EarningsEarnings seem to be just what the doctor ordered as the bulls step up and show a willingness to follow-through.  With significant technical damage to repair in the index charts, let’s hope a good earnings reports can continue to inspire the bulls to break through resistance levels.  With all the political turmoil swirling about we must remain on our toes and have plans to manage the risk.  The VIX is showing signs of improvement, and with the reduction of daily reversals, a swing traders edge is also returning.

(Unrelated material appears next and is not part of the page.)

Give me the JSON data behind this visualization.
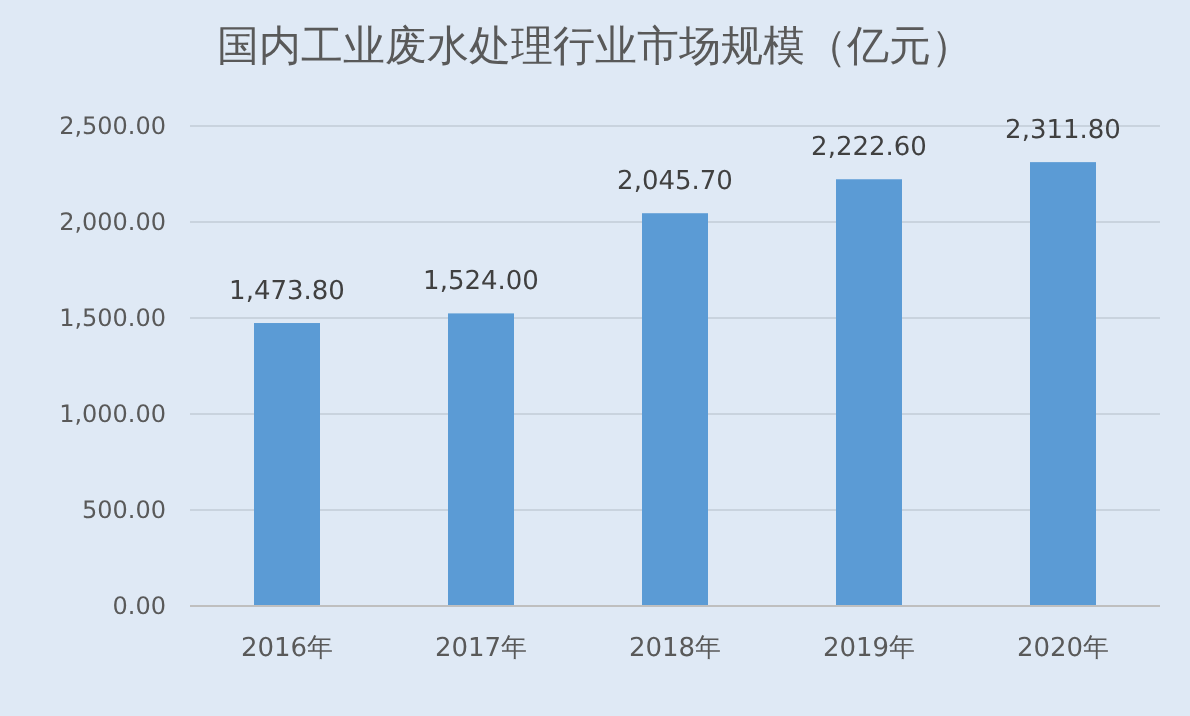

Keep in mind, repairing the technical damage in the index charts can be a challenging and choppy process.  However, if volatility remains in check, then stock pickers with good technical skills will once again have the upper hand.  Go Bulls!

On the Calendar

Today the Economic Calendar has two market-moving this Tuesday.  First at 8:30 AM Eastern, Housing Starts according to forecasters will post solid gains in March of 1.264 million annualized starts while permits slip slightly to 1.315 million.  Secondly at 9:15 AM the Industrial Production is expected to report a 0.4% gain overall with a 0.2% increase in capacity utilization climbing to 78%.  The Fed has a lot to say today with four speakers at 9:15, 10:00, 11:00 and 1:40.  The Redbook report at 8:55 and bond auction at 11:30 are very unlikely to move the market.

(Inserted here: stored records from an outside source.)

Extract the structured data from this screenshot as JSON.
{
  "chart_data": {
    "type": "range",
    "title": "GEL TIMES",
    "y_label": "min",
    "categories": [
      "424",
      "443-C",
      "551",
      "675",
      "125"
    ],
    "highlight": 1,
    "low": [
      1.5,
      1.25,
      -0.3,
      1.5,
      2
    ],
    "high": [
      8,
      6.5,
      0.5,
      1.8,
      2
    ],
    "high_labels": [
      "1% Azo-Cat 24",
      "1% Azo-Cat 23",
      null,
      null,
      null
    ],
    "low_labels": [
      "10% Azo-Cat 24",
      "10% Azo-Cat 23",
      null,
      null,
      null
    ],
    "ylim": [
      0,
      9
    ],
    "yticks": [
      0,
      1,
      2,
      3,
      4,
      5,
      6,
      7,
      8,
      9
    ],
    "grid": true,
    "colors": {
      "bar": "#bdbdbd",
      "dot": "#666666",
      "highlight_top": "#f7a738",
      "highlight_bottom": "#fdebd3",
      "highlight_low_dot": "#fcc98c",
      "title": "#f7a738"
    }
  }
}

On the Earnings Calendar, we have a busy day of important reports with GS, JNJ, PGR, and UNH reporting before the bell.  After the bell, we will hear from the likes of CSX, IBM, ISRG, and UAL.  In total there are 50 companies expected to report results today.

Action Plan

I had mentioned a couple of weeks ago that earnings would likely be the best chance of settling market nerves and allow the market to pick a direction.  So far that seems to have been correct with market finally showing signs of follow through without the daily flip-flop.  Unfortunately, earnings commonly produce big opening gaps still making for a challenging trading environment, but the VIX is finally calming slightly.

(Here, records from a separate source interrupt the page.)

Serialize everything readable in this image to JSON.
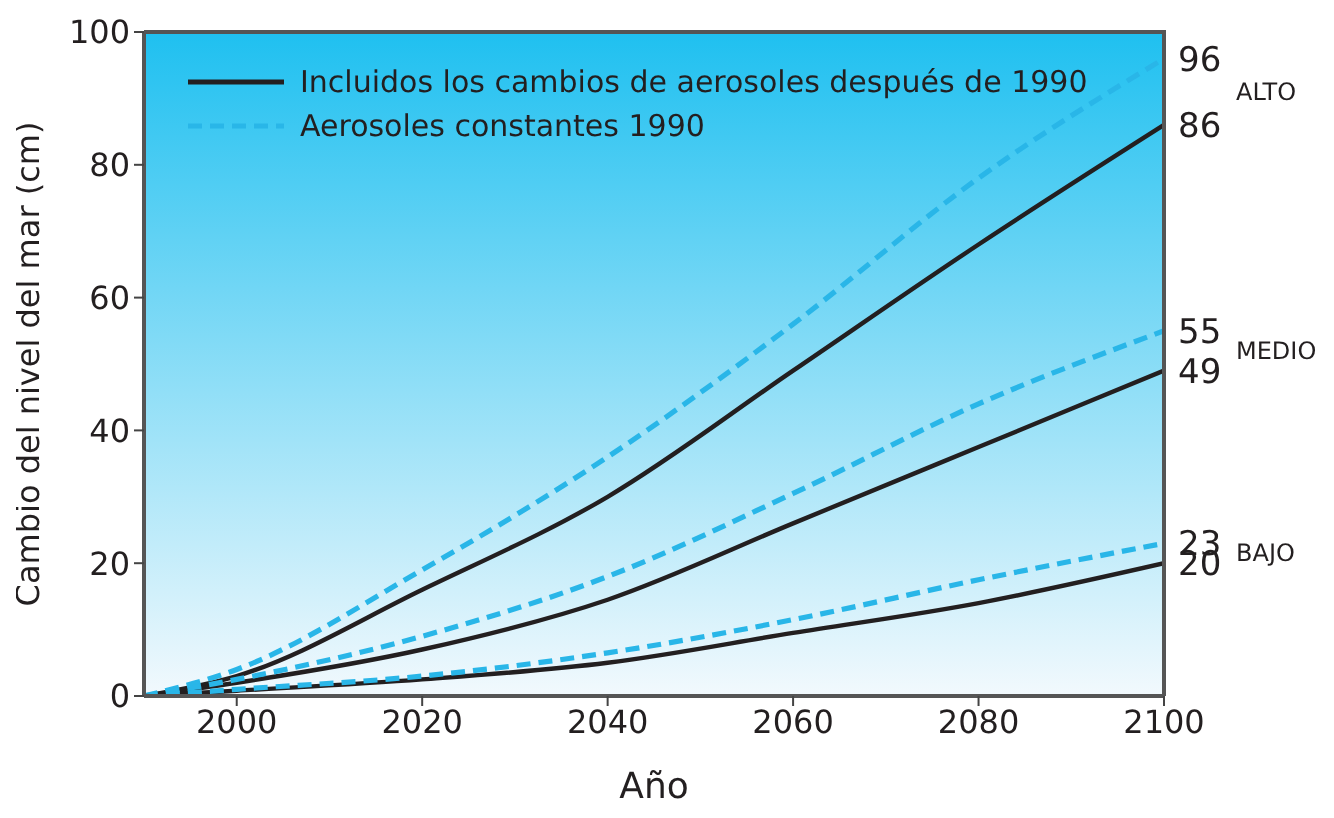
{
  "chart_data": {
    "type": "line",
    "xlabel": "Año",
    "ylabel": "Cambio del nivel del mar (cm)",
    "x": [
      1990,
      2000,
      2020,
      2040,
      2060,
      2080,
      2100
    ],
    "xlim": [
      1990,
      2100
    ],
    "xticks": [
      2000,
      2020,
      2040,
      2060,
      2080,
      2100
    ],
    "ylim": [
      0,
      100
    ],
    "yticks": [
      0,
      20,
      40,
      60,
      80,
      100
    ],
    "legend": "top left",
    "marker": "none",
    "series": [
      {
        "name": "Incluidos los cambios de aerosoles después de 1990",
        "color": "#231f20",
        "line_style": "solid",
        "values": [
          0,
          3,
          16,
          30,
          49,
          68,
          86
        ],
        "value_labels": [
          null,
          null,
          null,
          null,
          null,
          null,
          "86"
        ]
      },
      {
        "name": "Aerosoles constantes 1990",
        "color": "#29b6e8",
        "line_style": "dashed",
        "values": [
          0,
          4,
          19,
          36,
          56,
          78,
          96
        ],
        "value_labels": [
          null,
          null,
          null,
          null,
          null,
          null,
          "96"
        ]
      },
      {
        "color": "#231f20",
        "line_style": "solid",
        "values": [
          0,
          2,
          7,
          14.5,
          26,
          37.5,
          49
        ],
        "value_labels": [
          null,
          null,
          null,
          null,
          null,
          null,
          "49"
        ]
      },
      {
        "color": "#29b6e8",
        "line_style": "dashed",
        "values": [
          0,
          2.5,
          9,
          18,
          30.5,
          44,
          55
        ],
        "value_labels": [
          null,
          null,
          null,
          null,
          null,
          null,
          "55"
        ]
      },
      {
        "color": "#231f20",
        "line_style": "solid",
        "values": [
          0,
          0.8,
          2.5,
          5,
          9.5,
          14,
          20
        ],
        "value_labels": [
          null,
          null,
          null,
          null,
          null,
          null,
          "20"
        ]
      },
      {
        "color": "#29b6e8",
        "line_style": "dashed",
        "values": [
          0,
          1,
          3,
          6.5,
          11.5,
          17.5,
          23
        ],
        "value_labels": [
          null,
          null,
          null,
          null,
          null,
          null,
          "23"
        ]
      }
    ],
    "annotations": [
      "ALTO",
      "MEDIO",
      "BAJO"
    ]
  }
}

Good earnings reports are just what the market needs right now as the indexes challenge the resistance of their 50-day moving averages and price action resistance levels.  The Dow Futures currently indicate a gap up of nearly 150 points at the open moving the index back above the 50 SMA.  The SPY and the QQQ will also attempt to breach this important average at the open today.  Continue to expect fast price action and keep in mind the bears are not likely to give up easily, and the risk of intraday whipsaws still exist.  With geopolitical issues continuing swirl overhead we can’t just throw caution to the wind.  Have a well thought out plan for every trade.